28. The method according to claim 27, wherein the per data point based registration algorithm involves subjecting the PCs to a transformation procedure, and wherein the weighting values are used during the transformation procedure.
29. The method according to claim 27, wherein the per data point based registration algorithm is an iterative closest point, ICP, algorithm.
30. The method according to claim 23, wherein the method further comprises: performing noise removal for each of the PCs before aligning the PCs with each other.
31. The method according to claim 30, wherein the noise removal is performed by a counting-based algorithm.
32. The method according to claim 23, wherein the visual features comprised in the 2D digital images depict any of: edges, corners, parts, of the physical object.
33. The method according to claim 23, wherein the reference points represent any of: a centroid, a corner, an edge, of the physical object.
34. The method according to claim 23, wherein each of the sets of 2D digital images has been captured from a respective orbit around the physical object.
35. The method according to claim 23, wherein each of the sets of 2D digital images has been captured at a different point in time.
36. The method according to claim 23, wherein each of the sets of 2D digital images has been captured from same distance, angle, and/or direction with respect to the physical object.
37. The method according to claim 23, wherein the 2D digital images have been captured from an image capturing unit mounted on an unmanned aerial vehicle (UAV).
38. The method according to claim 23, wherein the physical object is a telecommunications equipment.
39. The method according to claim 23, wherein the physical object is a building, a part of a building, or part of a building interior.
40. An image processing device for aligning point clouds (PCs) of a physical object, the image processing device comprising processing circuitry, the processing circuitry being configured to cause the image processing device to:
obtain PCs, each comprising data points and each being generated from a respective set of two-dimensional (2D) digital images captured of the physical object;
localize, in the PCs, data points that correspond to feature points of visual features comprised in the 2D digital images;
select at least one of the localized data points in each of the PCs as a reference point, wherein the reference points across the PCs represent the same visual feature comprised in the 2D digital images; and
align the PCs with each other by aligning the reference points across the PCs with each other.

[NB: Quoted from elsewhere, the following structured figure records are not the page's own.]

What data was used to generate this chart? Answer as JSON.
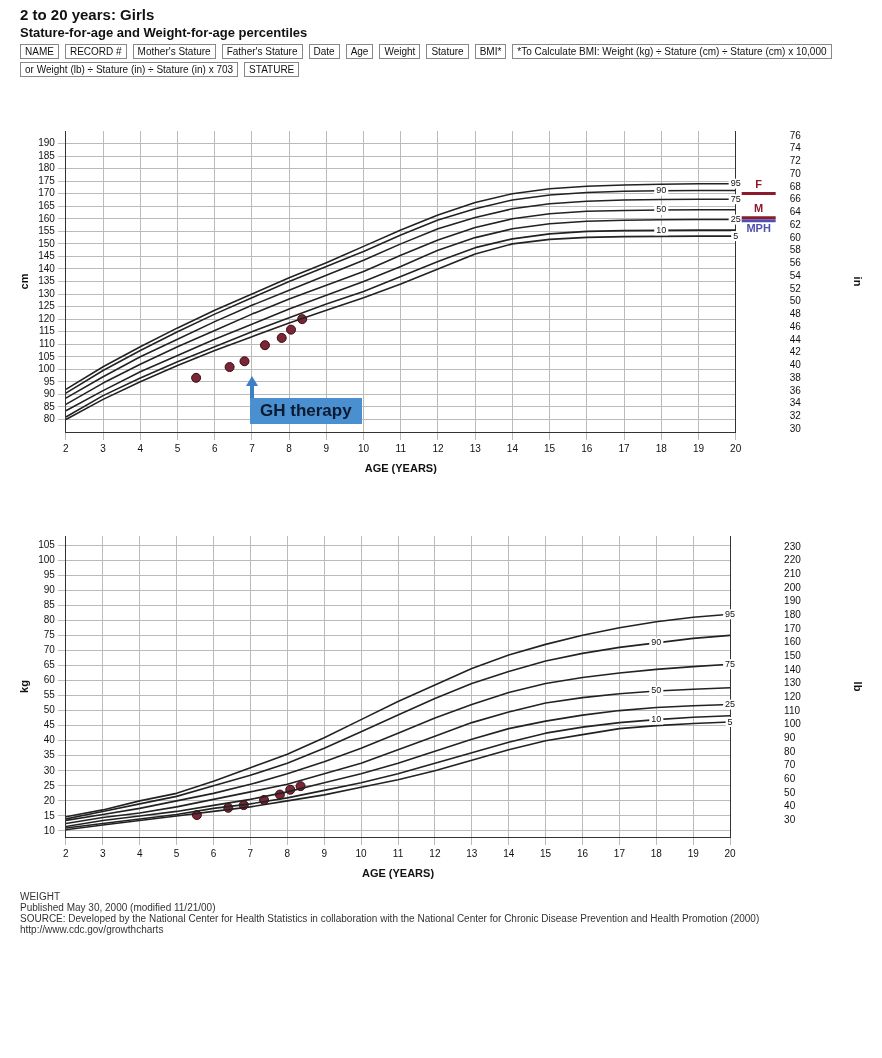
{
  "chart_data": [
    {
      "type": "line",
      "title": "2 to 20 years: Girls",
      "subtitle": "Stature-for-age and Weight-for-age percentiles",
      "xlabel": "AGE (YEARS)",
      "ylabel": "cm",
      "y2label": "in",
      "x": [
        2,
        3,
        4,
        5,
        6,
        7,
        8,
        9,
        10,
        11,
        12,
        13,
        14,
        15,
        16,
        17,
        18,
        19,
        20
      ],
      "series": [
        {
          "name": "95",
          "color": "#222222",
          "values": [
            92,
            101,
            109,
            116.5,
            123.5,
            130,
            136.5,
            142.5,
            149,
            155.5,
            161.5,
            166.5,
            170,
            172,
            173,
            173.5,
            173.8,
            174,
            174
          ]
        },
        {
          "name": "90",
          "color": "#222222",
          "values": [
            90.5,
            99.5,
            107.5,
            115,
            122,
            128.5,
            135,
            141,
            147,
            153.5,
            159.5,
            164,
            167.5,
            169.5,
            170.5,
            171,
            171.2,
            171.3,
            171.3
          ]
        },
        {
          "name": "75",
          "color": "#222222",
          "values": [
            88.5,
            97,
            105,
            112,
            119,
            125.5,
            131.5,
            137.5,
            143.5,
            150,
            156,
            160.5,
            164,
            166,
            167,
            167.5,
            167.7,
            167.8,
            167.8
          ]
        },
        {
          "name": "50",
          "color": "#222222",
          "values": [
            86,
            94.5,
            102,
            109,
            115.5,
            122,
            128,
            133.5,
            139,
            145.5,
            151.5,
            156.5,
            160,
            162,
            163,
            163.3,
            163.5,
            163.6,
            163.6
          ]
        },
        {
          "name": "25",
          "color": "#222222",
          "values": [
            83.5,
            91.5,
            99,
            105.5,
            112,
            118,
            124,
            129.5,
            135,
            141,
            147.5,
            152.5,
            156,
            158,
            159,
            159.4,
            159.6,
            159.7,
            159.7
          ]
        },
        {
          "name": "10",
          "color": "#222222",
          "values": [
            81,
            89.5,
            96.5,
            103,
            109,
            115,
            120.5,
            126,
            131,
            137,
            143,
            148.5,
            152,
            154,
            155,
            155.3,
            155.4,
            155.5,
            155.5
          ]
        },
        {
          "name": "5",
          "color": "#222222",
          "values": [
            80,
            88,
            95,
            101.5,
            107.5,
            113,
            118.5,
            123.5,
            128.5,
            134,
            140,
            146,
            150,
            151.8,
            152.6,
            152.9,
            153,
            153.1,
            153.1
          ]
        },
        {
          "type": "scatter",
          "marker": "circle",
          "color": "#7b2636",
          "x": [
            5.5,
            6.4,
            6.8,
            7.35,
            7.8,
            8.05,
            8.35
          ],
          "values": [
            96.6,
            100.9,
            103.2,
            109.6,
            112.5,
            115.8,
            120
          ]
        }
      ],
      "xlim": [
        2,
        20
      ],
      "xticks": [
        2,
        3,
        4,
        5,
        6,
        7,
        8,
        9,
        10,
        11,
        12,
        13,
        14,
        15,
        16,
        17,
        18,
        19,
        20
      ],
      "ylim": [
        75,
        195
      ],
      "yticks": [
        80,
        85,
        90,
        95,
        100,
        105,
        110,
        115,
        120,
        125,
        130,
        135,
        140,
        145,
        150,
        155,
        160,
        165,
        170,
        175,
        180,
        185,
        190
      ],
      "y2lim": [
        29.53,
        76.77
      ],
      "y2ticks": [
        30,
        32,
        34,
        36,
        38,
        40,
        42,
        44,
        46,
        48,
        50,
        52,
        54,
        56,
        58,
        60,
        62,
        64,
        66,
        68,
        70,
        72,
        74,
        76
      ],
      "grid": true,
      "legend": false,
      "marker": "none",
      "ref_lines": [
        {
          "axis": "y",
          "value": 170.1,
          "label": "F",
          "color": "#8b1a2a"
        },
        {
          "axis": "y",
          "value": 160.4,
          "label": "M",
          "color": "#8b1a2a"
        },
        {
          "axis": "y",
          "value": 159.2,
          "label": "MPH",
          "color": "#5050b0"
        }
      ],
      "annotations": [
        "NAME",
        "RECORD #",
        "Mother's Stature",
        "Father's Stature",
        "Date",
        "Age",
        "Weight",
        "Stature",
        "BMI*",
        "*To Calculate BMI: Weight (kg) ÷ Stature (cm) ÷ Stature (cm) x 10,000",
        "or Weight (lb) ÷ Stature (in) ÷ Stature (in) x 703",
        "STATURE",
        "GH therapy"
      ]
    },
    {
      "type": "line",
      "xlabel": "AGE (YEARS)",
      "ylabel": "kg",
      "y2label": "lb",
      "x": [
        2,
        3,
        4,
        5,
        6,
        7,
        8,
        9,
        10,
        11,
        12,
        13,
        14,
        15,
        16,
        17,
        18,
        19,
        20
      ],
      "series": [
        {
          "name": "95",
          "color": "#222222",
          "values": [
            14.7,
            17,
            20,
            22.5,
            26.5,
            31,
            35.5,
            41,
            47,
            53,
            58.5,
            64,
            68.5,
            72,
            75,
            77.5,
            79.5,
            81,
            82
          ]
        },
        {
          "name": "90",
          "color": "#222222",
          "values": [
            14,
            16.5,
            19,
            21.5,
            25,
            28.5,
            32.5,
            37.5,
            43,
            48.5,
            54,
            59,
            63,
            66.5,
            69,
            71,
            72.5,
            74,
            75
          ]
        },
        {
          "name": "75",
          "color": "#222222",
          "values": [
            13.5,
            15.5,
            17.5,
            20,
            22.5,
            25.5,
            29,
            33,
            37.5,
            42.5,
            47.5,
            52,
            56,
            59,
            61,
            62.5,
            63.7,
            64.6,
            65.4
          ]
        },
        {
          "name": "50",
          "color": "#222222",
          "values": [
            12.5,
            14.5,
            16,
            18,
            20.5,
            23,
            25.5,
            29,
            32.5,
            37,
            41.5,
            46,
            49.5,
            52.5,
            54.3,
            55.6,
            56.5,
            57.1,
            57.6
          ]
        },
        {
          "name": "25",
          "color": "#222222",
          "values": [
            11.5,
            13.5,
            15,
            16.5,
            18.5,
            20.5,
            23,
            26,
            29,
            32.5,
            36.5,
            40.5,
            44,
            46.5,
            48.5,
            50,
            51,
            51.6,
            52
          ]
        },
        {
          "name": "10",
          "color": "#222222",
          "values": [
            11,
            12.5,
            14,
            15.5,
            17.5,
            19,
            21,
            23.5,
            26,
            29,
            32.5,
            36,
            39.5,
            42.5,
            44.5,
            46,
            47,
            47.8,
            48.3
          ]
        },
        {
          "name": "5",
          "color": "#222222",
          "values": [
            10.4,
            12,
            13.5,
            15,
            16.5,
            18,
            20,
            22,
            24.5,
            27,
            30,
            33.5,
            37,
            40,
            42,
            44,
            45,
            45.7,
            46.2
          ]
        },
        {
          "type": "scatter",
          "marker": "circle",
          "color": "#7b2636",
          "x": [
            5.55,
            6.4,
            6.82,
            7.37,
            7.8,
            8.08,
            8.36
          ],
          "values": [
            15.3,
            17.7,
            18.6,
            20.3,
            22.1,
            23.7,
            24.9
          ]
        }
      ],
      "xlim": [
        2,
        20
      ],
      "xticks": [
        2,
        3,
        4,
        5,
        6,
        7,
        8,
        9,
        10,
        11,
        12,
        13,
        14,
        15,
        16,
        17,
        18,
        19,
        20
      ],
      "ylim": [
        8,
        108
      ],
      "yticks": [
        10,
        15,
        20,
        25,
        30,
        35,
        40,
        45,
        50,
        55,
        60,
        65,
        70,
        75,
        80,
        85,
        90,
        95,
        100,
        105
      ],
      "y2lim": [
        17.64,
        238.1
      ],
      "y2ticks": [
        30,
        40,
        50,
        60,
        70,
        80,
        90,
        100,
        110,
        120,
        130,
        140,
        150,
        160,
        170,
        180,
        190,
        200,
        210,
        220,
        230
      ],
      "grid": true,
      "legend": false,
      "marker": "none",
      "annotations": [
        "WEIGHT",
        "Published May 30, 2000 (modified 11/21/00)",
        "SOURCE: Developed by the National Center for Health Statistics in collaboration with the National Center for Chronic Disease Prevention and Health Promotion (2000)",
        "http://www.cdc.gov/growthcharts"
      ]
    }
  ]
}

41. An image processing device for aligning point clouds (PCs) of a physical object, the image processing device comprising:
an obtain module configured to obtain PCs, each comprising data points and each being generated from a respective set of two-dimensional (2D) digital images captured of the physical object;
a localize module configured to localize, in the PCs, data points that correspond to feature points of visual features comprised in the 2D digital images;
a select module configured to select at least one of the localized data points in each of the PCs as a reference point, wherein the reference points across the PCs represent the same visual feature comprised in the 2D digital images; and
an align module configured to align the PCs with each other by aligning the reference points across the PCs with each other.
42. A non-transitory computer readable medium storing a computer program for aligning point clouds (PCs) of a physical object, the computer program comprising computer code which, when run on processing circuitry of an image processing device, causes the image processing device to:
obtain PCs, each comprising data points and each being generated from a respective set of two-dimensional (2D) digital images captured of the physical object;
localize, in the PCs, data points that correspond to feature points of visual features comprised in the 2D digital images;
select at least one of the localized data points in each of the PCs as a reference point, wherein the reference points across the PCs represent the same visual feature comprised in the 2D digital images; and
align the PCs with each other by aligning the reference points across the PCs with each other.